No al paternalismo di Stato, servono impegni misurabili

Il compito dello Stato non è quello di azzardare previsioni sulla diffusione del virus, picchi, rallentamenti. E su questo saremmo quasi tutti d’accordo, se non fosse che sono gli stessi rappresentanti istituzionali a sentirsi spesso investiti di una missione paternalista che oscilla tra il tranquillizzante e l’allarmistico, con quello che dice aprile e l’altro parla di maggio, con immancabile invito a “restare a casa”, che tanto funziona sempre e mette tutti d’accordo.

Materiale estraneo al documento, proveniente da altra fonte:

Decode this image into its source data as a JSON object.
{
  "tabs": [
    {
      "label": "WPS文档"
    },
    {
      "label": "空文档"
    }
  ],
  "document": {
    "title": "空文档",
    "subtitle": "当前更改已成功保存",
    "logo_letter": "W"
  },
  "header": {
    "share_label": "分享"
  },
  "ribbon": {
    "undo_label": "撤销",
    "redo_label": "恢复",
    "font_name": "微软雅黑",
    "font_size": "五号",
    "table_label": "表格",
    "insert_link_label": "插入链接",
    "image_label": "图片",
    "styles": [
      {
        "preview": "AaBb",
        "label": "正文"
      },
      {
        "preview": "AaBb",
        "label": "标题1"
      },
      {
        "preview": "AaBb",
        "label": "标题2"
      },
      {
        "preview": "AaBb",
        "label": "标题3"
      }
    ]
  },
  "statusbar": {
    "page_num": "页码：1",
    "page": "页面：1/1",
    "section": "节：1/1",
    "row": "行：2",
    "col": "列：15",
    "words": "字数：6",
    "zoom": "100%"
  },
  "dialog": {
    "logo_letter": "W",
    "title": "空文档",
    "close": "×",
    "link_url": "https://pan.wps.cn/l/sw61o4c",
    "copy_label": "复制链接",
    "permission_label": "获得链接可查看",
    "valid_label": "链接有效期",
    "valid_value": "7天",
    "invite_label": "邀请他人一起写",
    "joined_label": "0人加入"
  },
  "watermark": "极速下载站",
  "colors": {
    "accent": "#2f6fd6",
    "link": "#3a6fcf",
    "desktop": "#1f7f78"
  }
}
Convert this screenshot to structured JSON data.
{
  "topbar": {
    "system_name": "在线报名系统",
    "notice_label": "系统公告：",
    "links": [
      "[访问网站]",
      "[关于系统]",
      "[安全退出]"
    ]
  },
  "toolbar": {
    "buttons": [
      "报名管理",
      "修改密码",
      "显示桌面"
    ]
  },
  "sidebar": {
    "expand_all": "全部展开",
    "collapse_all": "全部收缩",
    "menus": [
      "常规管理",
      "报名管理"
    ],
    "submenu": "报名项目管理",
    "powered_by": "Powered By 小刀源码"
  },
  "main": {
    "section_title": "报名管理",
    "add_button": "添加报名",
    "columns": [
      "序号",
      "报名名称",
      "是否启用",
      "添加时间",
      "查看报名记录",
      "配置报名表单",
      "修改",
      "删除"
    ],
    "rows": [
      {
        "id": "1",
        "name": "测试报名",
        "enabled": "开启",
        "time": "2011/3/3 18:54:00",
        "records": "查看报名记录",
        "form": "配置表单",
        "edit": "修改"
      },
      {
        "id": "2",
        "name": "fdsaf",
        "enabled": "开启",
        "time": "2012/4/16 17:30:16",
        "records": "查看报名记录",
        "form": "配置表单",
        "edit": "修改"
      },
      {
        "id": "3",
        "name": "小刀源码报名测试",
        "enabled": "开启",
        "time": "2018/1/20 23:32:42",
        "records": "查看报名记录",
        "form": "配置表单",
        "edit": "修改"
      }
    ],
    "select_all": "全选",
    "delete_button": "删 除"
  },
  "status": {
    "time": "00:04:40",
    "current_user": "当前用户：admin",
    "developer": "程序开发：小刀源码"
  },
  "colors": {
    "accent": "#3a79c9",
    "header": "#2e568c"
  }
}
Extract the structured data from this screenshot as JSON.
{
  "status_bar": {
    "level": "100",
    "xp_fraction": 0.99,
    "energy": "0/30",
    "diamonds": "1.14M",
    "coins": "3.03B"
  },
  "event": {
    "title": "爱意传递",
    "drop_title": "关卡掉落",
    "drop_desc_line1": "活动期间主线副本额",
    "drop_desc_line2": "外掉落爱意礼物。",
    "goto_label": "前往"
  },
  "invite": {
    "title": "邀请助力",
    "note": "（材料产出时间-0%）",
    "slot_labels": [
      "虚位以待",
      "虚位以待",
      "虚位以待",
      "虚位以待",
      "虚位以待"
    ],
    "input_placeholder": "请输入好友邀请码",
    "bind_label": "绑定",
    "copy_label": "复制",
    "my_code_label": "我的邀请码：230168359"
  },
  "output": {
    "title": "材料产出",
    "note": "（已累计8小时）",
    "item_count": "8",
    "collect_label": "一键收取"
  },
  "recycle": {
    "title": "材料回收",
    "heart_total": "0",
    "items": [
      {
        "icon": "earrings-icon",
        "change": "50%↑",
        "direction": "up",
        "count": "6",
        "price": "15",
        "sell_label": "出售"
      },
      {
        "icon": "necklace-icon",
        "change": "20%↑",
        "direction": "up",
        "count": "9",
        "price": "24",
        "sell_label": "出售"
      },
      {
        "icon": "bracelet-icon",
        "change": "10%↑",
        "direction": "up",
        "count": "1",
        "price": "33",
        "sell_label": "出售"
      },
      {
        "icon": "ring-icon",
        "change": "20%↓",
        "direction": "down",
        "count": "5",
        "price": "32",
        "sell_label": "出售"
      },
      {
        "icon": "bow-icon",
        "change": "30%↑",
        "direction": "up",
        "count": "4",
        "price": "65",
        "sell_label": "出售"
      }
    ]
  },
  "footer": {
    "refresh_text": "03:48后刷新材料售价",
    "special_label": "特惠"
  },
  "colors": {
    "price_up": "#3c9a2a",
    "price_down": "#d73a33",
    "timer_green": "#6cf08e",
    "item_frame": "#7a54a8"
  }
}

Chiudere tutto” e “restare a casa” sono in effetti le principali cose che la politica ha saputo fare e comunicare, forse perché le più semplici. Ma il compito dello Stato deve urgentemente diventare anche altro.

Lo Stato ad ogni livello deve prendersi degli impegni, darsi degli obiettivi e rendere conto delle ragioni dell’eventuale mancato raggiungimento di quegli obiettivi. Gli impegni che si deve prendere non riguardano la diffusione dell’epidemia – sono troppe le variabili in gioco – ma il risultato di quello che lo Stato stesso prevede di essere in grado di fare. E questo non è un compito che si può delegare agli epidemiologi, al Comitato tecnico scientifico o alla Protezione civile. Questo è un compito per la politica.

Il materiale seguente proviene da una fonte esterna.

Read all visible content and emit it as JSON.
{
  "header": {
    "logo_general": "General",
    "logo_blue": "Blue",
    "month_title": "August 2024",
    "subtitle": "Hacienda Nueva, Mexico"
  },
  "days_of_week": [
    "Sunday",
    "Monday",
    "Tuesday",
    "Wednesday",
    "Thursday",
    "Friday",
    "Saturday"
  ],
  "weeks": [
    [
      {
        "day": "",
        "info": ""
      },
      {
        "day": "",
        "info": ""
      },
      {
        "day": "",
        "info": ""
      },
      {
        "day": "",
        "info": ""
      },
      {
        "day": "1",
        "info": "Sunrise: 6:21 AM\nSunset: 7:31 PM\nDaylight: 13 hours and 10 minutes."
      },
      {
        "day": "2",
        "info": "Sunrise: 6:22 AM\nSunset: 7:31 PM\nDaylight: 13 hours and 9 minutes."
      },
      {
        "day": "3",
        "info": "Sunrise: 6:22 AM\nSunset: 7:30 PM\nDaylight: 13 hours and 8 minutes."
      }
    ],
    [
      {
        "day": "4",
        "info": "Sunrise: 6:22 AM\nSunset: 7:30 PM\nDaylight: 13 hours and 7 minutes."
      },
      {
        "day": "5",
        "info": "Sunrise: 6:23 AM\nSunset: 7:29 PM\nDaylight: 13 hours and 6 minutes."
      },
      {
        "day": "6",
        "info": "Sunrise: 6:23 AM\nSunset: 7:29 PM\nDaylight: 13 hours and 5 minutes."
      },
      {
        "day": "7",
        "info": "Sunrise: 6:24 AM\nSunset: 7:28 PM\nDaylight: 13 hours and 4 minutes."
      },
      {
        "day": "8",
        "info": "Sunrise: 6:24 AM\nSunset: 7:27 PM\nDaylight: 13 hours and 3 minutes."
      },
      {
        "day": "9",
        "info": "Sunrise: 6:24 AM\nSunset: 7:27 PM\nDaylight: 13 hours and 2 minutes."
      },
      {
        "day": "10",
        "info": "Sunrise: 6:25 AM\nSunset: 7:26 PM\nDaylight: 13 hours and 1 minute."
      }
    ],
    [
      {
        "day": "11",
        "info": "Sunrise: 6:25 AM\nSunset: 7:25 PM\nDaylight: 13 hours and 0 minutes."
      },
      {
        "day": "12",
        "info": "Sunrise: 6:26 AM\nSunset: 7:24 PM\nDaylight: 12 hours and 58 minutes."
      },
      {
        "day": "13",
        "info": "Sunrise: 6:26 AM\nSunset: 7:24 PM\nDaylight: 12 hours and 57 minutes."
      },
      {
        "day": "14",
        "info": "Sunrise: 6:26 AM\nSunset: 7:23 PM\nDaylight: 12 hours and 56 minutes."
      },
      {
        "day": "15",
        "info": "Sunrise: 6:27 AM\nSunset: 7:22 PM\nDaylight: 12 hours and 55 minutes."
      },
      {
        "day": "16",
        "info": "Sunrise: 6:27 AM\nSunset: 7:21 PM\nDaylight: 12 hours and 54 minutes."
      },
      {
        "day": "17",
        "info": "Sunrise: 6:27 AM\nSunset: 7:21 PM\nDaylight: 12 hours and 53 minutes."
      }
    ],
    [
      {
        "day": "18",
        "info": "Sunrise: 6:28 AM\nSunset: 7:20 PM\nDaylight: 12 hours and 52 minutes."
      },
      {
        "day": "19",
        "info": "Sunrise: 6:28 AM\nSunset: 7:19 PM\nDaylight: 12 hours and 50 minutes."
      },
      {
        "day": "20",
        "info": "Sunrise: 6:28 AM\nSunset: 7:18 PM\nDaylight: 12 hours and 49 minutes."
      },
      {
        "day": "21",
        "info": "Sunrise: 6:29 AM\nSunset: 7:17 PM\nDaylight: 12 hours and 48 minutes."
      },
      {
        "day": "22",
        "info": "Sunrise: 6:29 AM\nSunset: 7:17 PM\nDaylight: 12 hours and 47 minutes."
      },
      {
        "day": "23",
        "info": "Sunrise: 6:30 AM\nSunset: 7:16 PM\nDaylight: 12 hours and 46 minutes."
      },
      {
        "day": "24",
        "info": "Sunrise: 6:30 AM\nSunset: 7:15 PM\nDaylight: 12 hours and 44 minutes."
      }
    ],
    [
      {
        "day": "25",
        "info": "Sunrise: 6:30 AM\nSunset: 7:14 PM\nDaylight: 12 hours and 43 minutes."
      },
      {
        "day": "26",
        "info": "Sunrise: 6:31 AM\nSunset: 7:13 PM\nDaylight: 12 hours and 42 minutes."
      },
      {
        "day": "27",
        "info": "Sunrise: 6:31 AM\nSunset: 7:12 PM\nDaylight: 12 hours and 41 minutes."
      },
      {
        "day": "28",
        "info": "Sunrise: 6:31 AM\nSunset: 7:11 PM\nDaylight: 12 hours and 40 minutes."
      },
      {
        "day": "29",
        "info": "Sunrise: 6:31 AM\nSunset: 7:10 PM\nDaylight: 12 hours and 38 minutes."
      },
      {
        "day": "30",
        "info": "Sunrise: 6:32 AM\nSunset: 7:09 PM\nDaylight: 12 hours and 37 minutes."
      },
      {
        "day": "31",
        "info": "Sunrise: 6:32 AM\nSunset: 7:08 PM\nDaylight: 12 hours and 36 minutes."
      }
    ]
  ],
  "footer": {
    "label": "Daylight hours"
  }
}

La vicenda delle mascherine è stata la più penosa ed emblematica. Non è ammissibile che ci si dica che si sta facendo ogni sforzo per farne arrivare il più possibile, dividendosi poi tra chi le rende obbligatorie e chi no. Bisogna dire chiaramente quale è l’obiettivo e la previsione: entro quanto tempo -nell’ordine –  il personale sanitario, le forze dell’ordine, i lavoratori e altre categorie a rischio e poi tutti i cittadini potranno disporre delle mascherine adeguate in quantità adeguate. Se poi la merce sarà bloccata da qualche potenza straniera si spiegherà la ragione dei ritardi per quelle specifiche quantità. Stesso discorso per tamponi e altri test. Non ha alcun senso discutere di app (con settantaquattro esperti!!) per il tracciamento delle persone (ammesso e non concesso che avrà veramente senso fare qualcosa del genere, visto che i contagiati potrebbero essere nell’ordine dei milioni) se poi le persone tracciate non potranno accedere a tamponi o ad altri esami.

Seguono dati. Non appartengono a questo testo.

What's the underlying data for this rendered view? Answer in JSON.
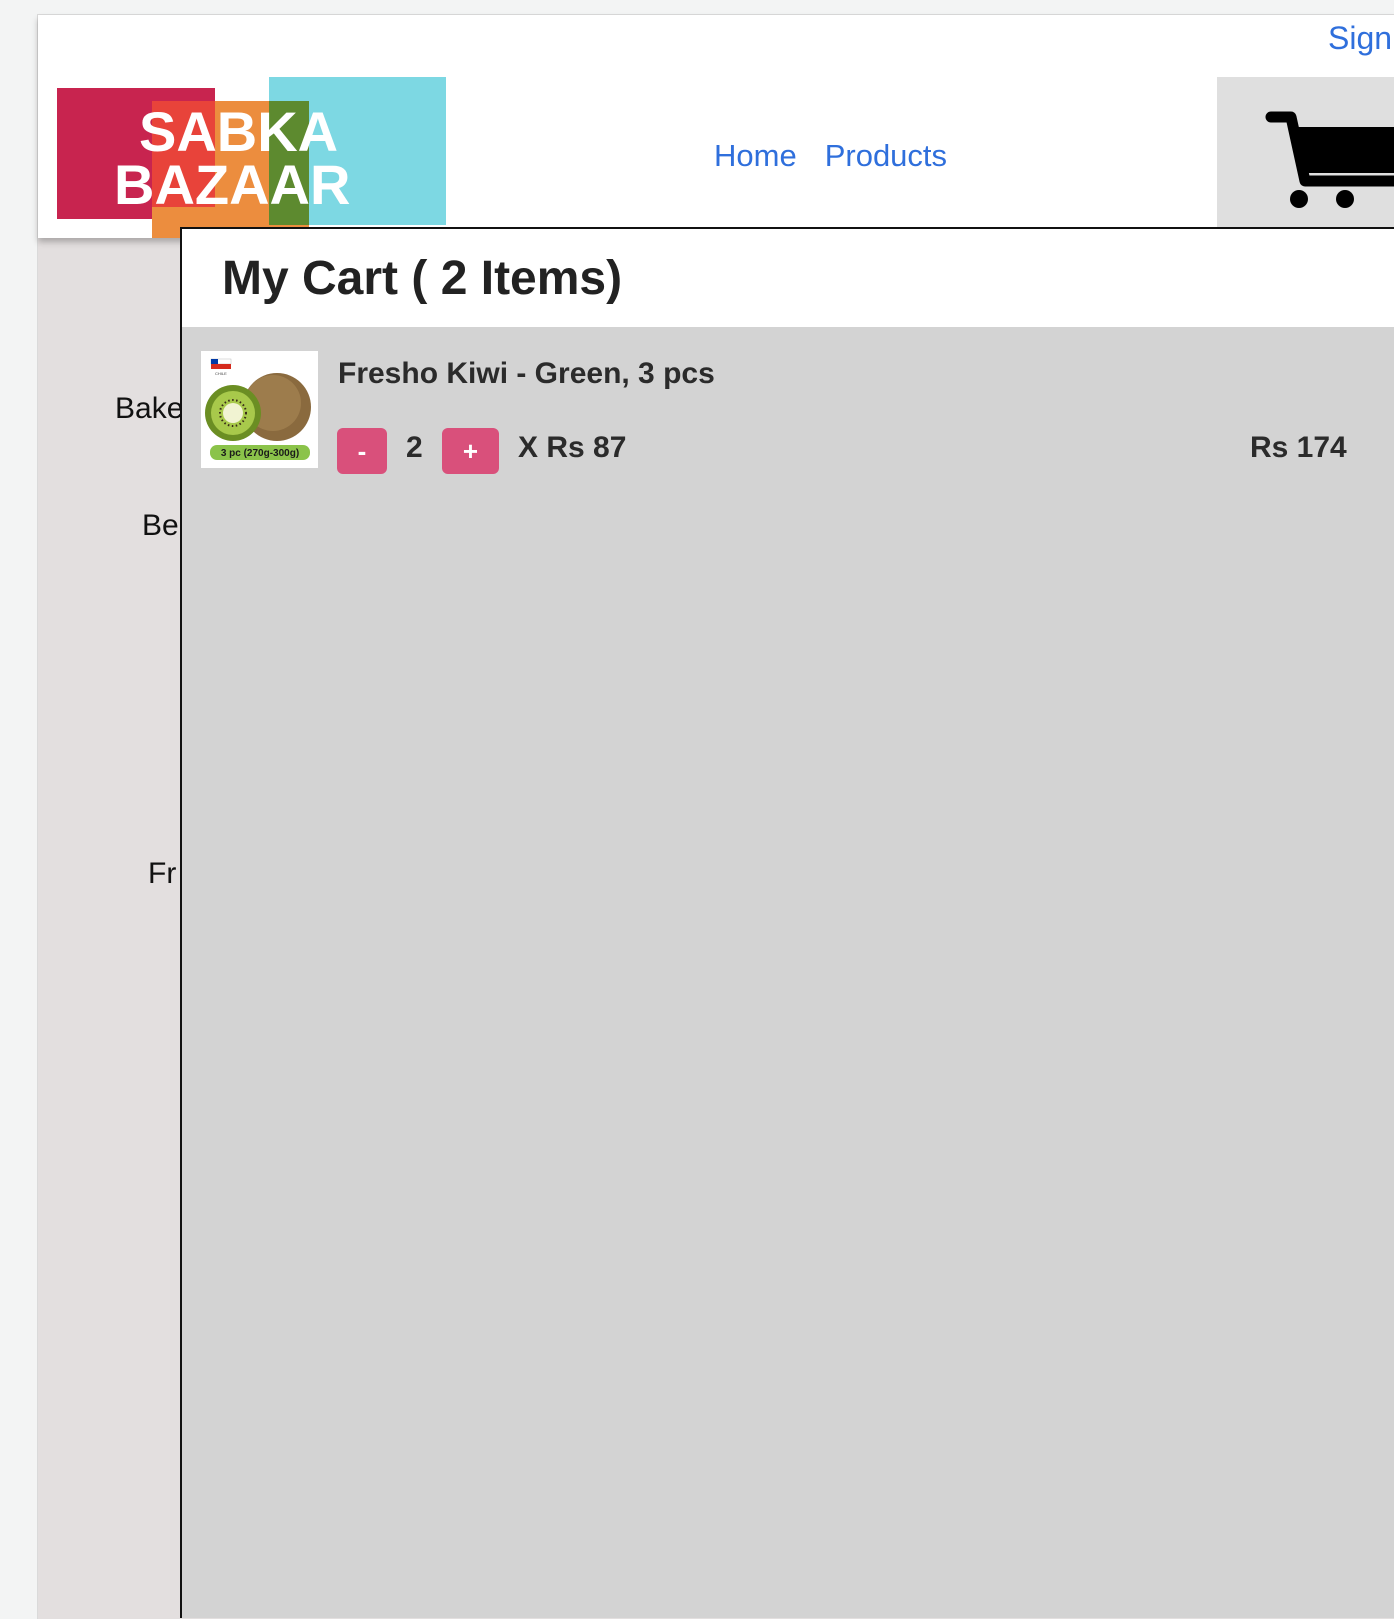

C’è infine la questione della riapertura. Non serve a niente e a nessuno che la politica si divida tra chi è più aperturista e chi più prudente, salvo poi nascondersi tutti dietro le valutazioni di un Comitato tecnico scientifico nel quale – come ha fatto notare Angelo Panebianco – non sembra esserci ancora posto per economisti e costituzionalisti, pur essendo in gioco la ricchezza del paese e le libertà fondamentali di tutti.

Quello che lo Stato deve fare è iniziare a presentare un piano che preveda: quali saranno i primi settori a ripartire, con quali condizioni e garanzie di sicurezza, con quale gradualità di estensione ad altri settori, con quali misure che comunque tutti i cittadini dovranno adottare in una prima fase di riapertura (mascherine e test obbligatori: dove, come, quando?).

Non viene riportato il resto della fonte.